The sequencing of the human genome, combined with advances in DNA sequencing technology allowed genome-wide association studies (GWAS) to emerge as a powerful technique for understanding the genetic basis of T2D [494]. Over the past 5 years, the field has grown exponentially, with at least 44 candidate gene loci identified that show significant associations with T2D [494]. This research has allowed for substantial progress in diabetes research because it has shed light on the physiological processes that are disrupted in the pathogenesis of diabetes, which has allowed for development of therapeutic strategies. A number of T2D candidate genes are linked to pancreatic beta cell function, providing strong evidence that alterations in insulin synthesis and secretion are central to the development of the disease [495]. The KCNJ11 (potassium inwardly-rectifying channel, subfamily J, member 11) is a common variant that was identified in 2003, and encodes a zinc transporter restricted to beta cells that is a target of sulphonylureas, drugs that bind ATP-dependent potassium channels on beta cells leading to depolarization and insulin secretion [494, 496]. Other genes with variants associated with reduced insulin secretion in diabetic patients include TCF7L2 ([497]; transcription factor 7-like 2), SLC30A8 ([498, 499]; solute carrier family 30; zinc transporter, member 8), and CDKAL1 ([500]; CDK5 regulatory subunit associated protein 1-like 1) [495]. The effect size for individual and combined loci is small, indicating that environmental and epigenetic factors play a large role in disease development in patients with genetic predisposition to the disease [494].

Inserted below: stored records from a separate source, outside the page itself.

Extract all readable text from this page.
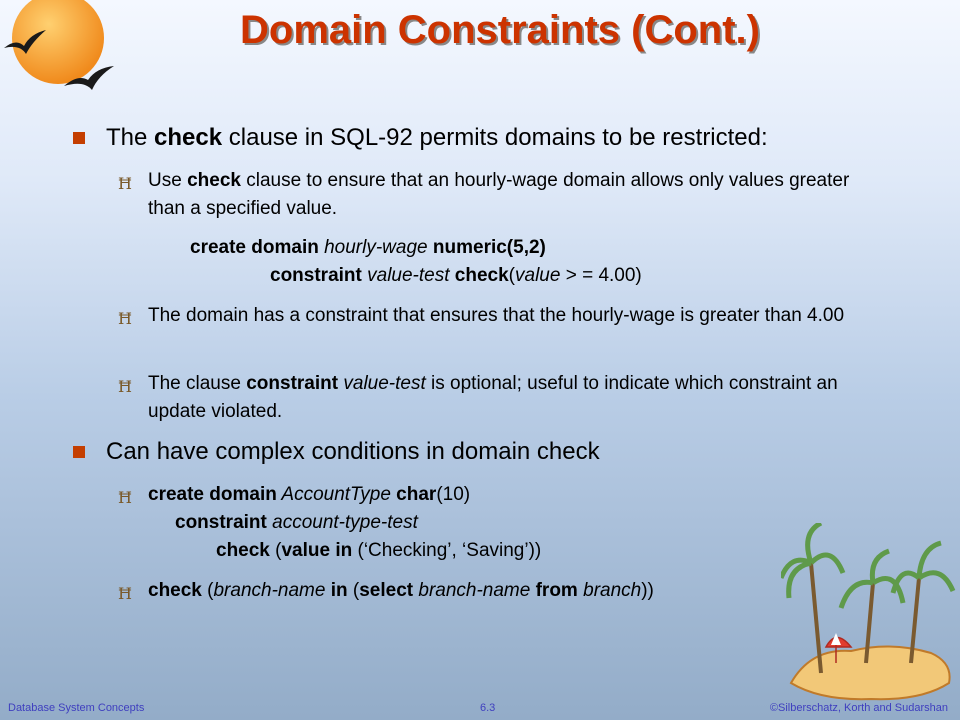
Domain Constraints (Cont.)
The check clause in SQL-92 permits domains to be restricted:
Ħ Use check clause to ensure that an hourly-wage domain allows only values greater than a specified value.
create domain hourly-wage numeric(5,2)
constraint value-test check(value > = 4.00)
Ħ The domain has a constraint that ensures that the hourly-wage is greater than 4.00
Ħ The clause constraint value-test is optional; useful to indicate which constraint an update violated.
Can have complex conditions in domain check
Ħ create domain AccountType char(10)
constraint account-type-test
check (value in (‘Checking’, ‘Saving’))
Ħ check (branch-name in (select branch-name from branch))
Database System Concepts	6.3	©Silberschatz, Korth and Sudarshan
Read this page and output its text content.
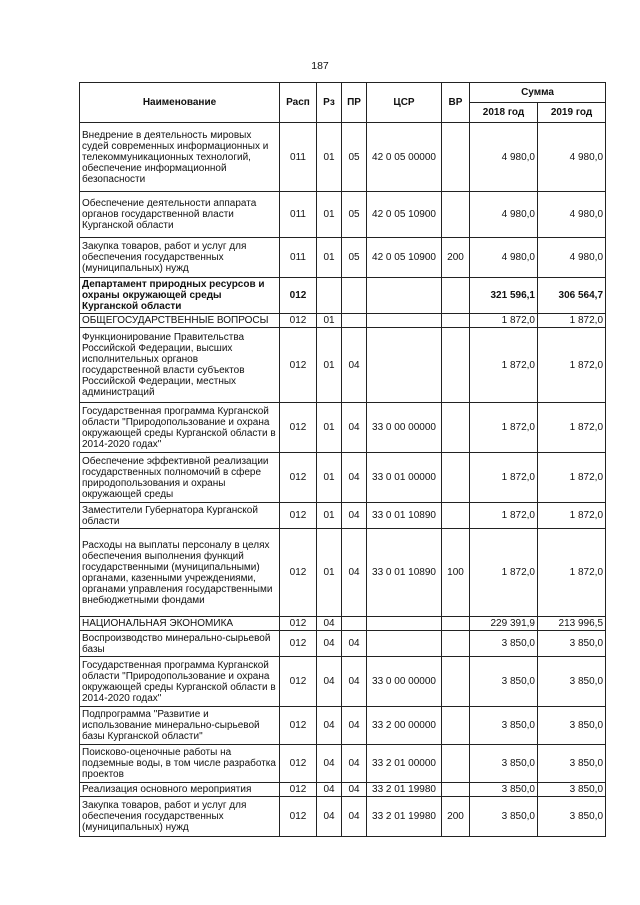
187
Наименование	Расп	Рз	ПР	ЦСР	ВР	Сумма	
						2018 год	2019 год
Внедрение в деятельность мировых судей современных информационных и телекоммуникационных технологий, обеспечение информационной безопасности	011	01	05	42 0 05 00000		4 980,0	4 980,0
Обеспечение деятельности аппарата органов государственной власти Курганской области	011	01	05	42 0 05 10900		4 980,0	4 980,0
Закупка товаров, работ и услуг для обеспечения государственных (муниципальных) нужд	011	01	05	42 0 05 10900	200	4 980,0	4 980,0
Департамент природных ресурсов и охраны окружающей среды Курганской области	012					321 596,1	306 564,7
ОБЩЕГОСУДАРСТВЕННЫЕ ВОПРОСЫ	012	01				1 872,0	1 872,0
Функционирование Правительства Российской Федерации, высших исполнительных органов государственной власти субъектов Российской Федерации, местных администраций	012	01	04			1 872,0	1 872,0
Государственная программа Курганской области "Природопользование и охрана окружающей среды Курганской области в 2014-2020 годах"	012	01	04	33 0 00 00000		1 872,0	1 872,0
Обеспечение эффективной реализации государственных полномочий в сфере природопользования и охраны окружающей среды	012	01	04	33 0 01 00000		1 872,0	1 872,0
Заместители Губернатора Курганской области	012	01	04	33 0 01 10890		1 872,0	1 872,0
Расходы на выплаты персоналу в целях обеспечения выполнения функций государственными (муниципальными) органами, казенными учреждениями, органами управления государственными внебюджетными фондами	012	01	04	33 0 01 10890	100	1 872,0	1 872,0
НАЦИОНАЛЬНАЯ ЭКОНОМИКА	012	04				229 391,9	213 996,5
Воспроизводство минерально-сырьевой базы	012	04	04			3 850,0	3 850,0
Государственная программа Курганской области "Природопользование и охрана окружающей среды Курганской области в 2014-2020 годах"	012	04	04	33 0 00 00000		3 850,0	3 850,0
Подпрограмма "Развитие и использование минерально-сырьевой базы Курганской области"	012	04	04	33 2 00 00000		3 850,0	3 850,0
Поисково-оценочные работы на подземные воды, в том числе разработка проектов	012	04	04	33 2 01 00000		3 850,0	3 850,0
Реализация основного мероприятия	012	04	04	33 2 01 19980		3 850,0	3 850,0
Закупка товаров, работ и услуг для обеспечения государственных (муниципальных) нужд	012	04	04	33 2 01 19980	200	3 850,0	3 850,0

In conclusion, insulin is a key metabolic hormone and defects in production, secretion and viability of pancreatic β-cells lead to diabetes mellitus, a disease of epidemic proportions in the American population. Insulin production is regulated at the transcriptional level by a number of transcription factors and post-transcriptionally by mRNA stability and factors that influence rates of protein translation. Insulin production and secretion pathways are responsive to nutrients, hormones and other environmental factors, with secretion in healthy individuals fine-tuned to match the metabolic needs of the body. Pancreatic β cell apoptosis is a hallmark of both T1D and T2D although the mechanisms leading to islet destruction are different. Auto-immune reactions leading to the destruction of insulin-producing cells play a key role in T1D. Excess levels of circulating glucose and fatty acids, termed “glucolipotoxicity”, is central to the pathogenesis of T2D, leading to pancreatic β-cell dysfunction. The metabolic changes involved are likely mediated through oxidative activity in the mitochondria and abnormal protein folding in the endoplasmic reticulum. Excess ROS and accumulation of unfolded proteins eventually lead to apoptosis. Islet destruction hinders compensatory insulin secretion in insulin resistant individuals and the disease progresses to T2D. The molecular mechanisms leading to both T1D and T2D are complex and not completely understood. Both forms of diabetes converge with loss of β cell mass. Hence, therapeutic strategies targeted at preserving and enhancing β-cell mass are likely to be important as this disease continues to grow in prevalence.